J.-C.C. : Peut-être serait-il intéressant en effet de nous placer dans une situation dramatique classique : le monde est menacé et nous devons sauver certains objets de culture pour les placer en un lieu sûr. La civilisation est menacée, par exemple, par une gigantesque catastrophe climatique. Il faut faire vite. Nous ne pouvons pas tout protéger, tout emporter. Que choisirions-nous ? Quel support ?

U.E. : Nous avons vu que les supports modernes deviennent rapidement obsolètes. Pourquoi courir le risque de nous encombrer d’objets qui risqueraient de demeurer muets, illisibles ? Nous avons fait la preuve scientifique de la supériorité des livres sur tout autre objet que nos industries de la culture ont mis sur le marché ces dernières années. Donc, si je dois sauver quelque chose de facilement transportable et qui a fait la preuve de sa capacité à résister aux outrages du temps, je choisis le livre.

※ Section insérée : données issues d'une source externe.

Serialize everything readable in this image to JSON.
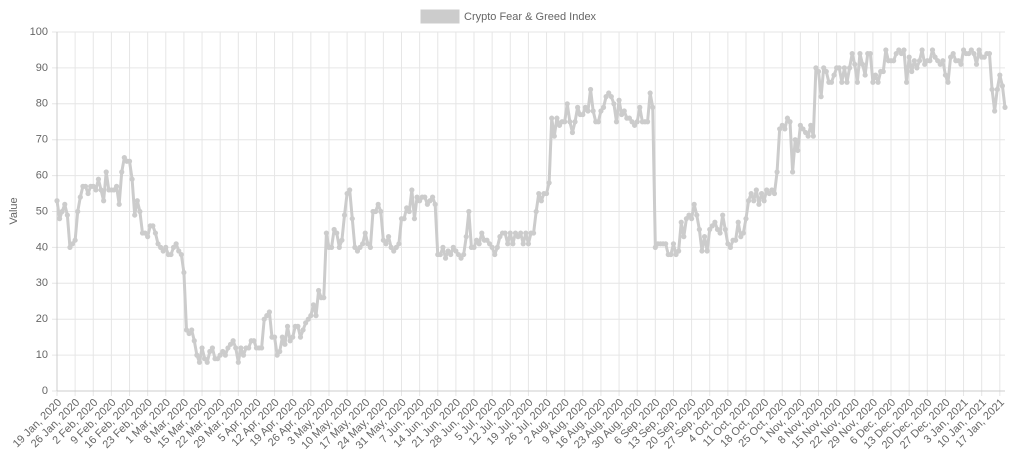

J.-C.C. : Nous comparons nos techniques modernes, plus ou moins adaptées à nos vies de gens pressés, à ce qu’ont été le livre et ses modes de fabrication, de circulation. Je vous donne un exemple de la manière dont le livre peut aussi suivre le mouvement de l’Histoire au plus près, se plier à son rythme. Pour écrire Les Nuits de Paris, Restif de La Bretonne marche dans la capitale et décrit simplement ce qu’il voit. En a-t-il vraiment été le témoin ? Les commentateurs en discutent. Restif était connu pour être un homme qui fantasmait, qui imaginait volontiers le monde qu’il présentait comme réel. Par exemple, chaque fois qu’il rapporte une coucherie avec une pute, il découvre qu’elle est une de ses filles.

Les deux derniers volumes des Nuits de Paris sont écrits sous la Révolution. Restif non seulement rédige le récit de sa nuit, mais il le compose et l’imprime au matin, sur une presse, dans un sous-sol. Et comme il ne parvient pas à se procurer du papier durant cette époque troublée, il ramasse dans les rues, au cours de ses promenades, des affiches, des tracts qu’il fait bouillir, obtenant ainsi une pâte de très mauvaise qualité. Le papier de ces deux derniers volumes n’est pas du tout celui des premiers. Autre caractéristique de son travail, il imprime en abrégé, parce qu’il manque de temps. Il met « Rev. », par exemple, pour « Révolution ». C’est étonnant. Le livre lui-même dit la hâte d’un homme qui veut à toute force couvrir l’événement, aller aussi vite que l’Histoire. Et si les faits rapportés ne sont pas vrais, alors Restif est un prodigieux menteur. Par exemple il a vu un personnage qu’il appelle « le toucheur ». Cet homme se promenait discrètement dans la foule autour de l’échafaud et, chaque fois qu’une tête tombait, il mettait la main au cul d’une femme.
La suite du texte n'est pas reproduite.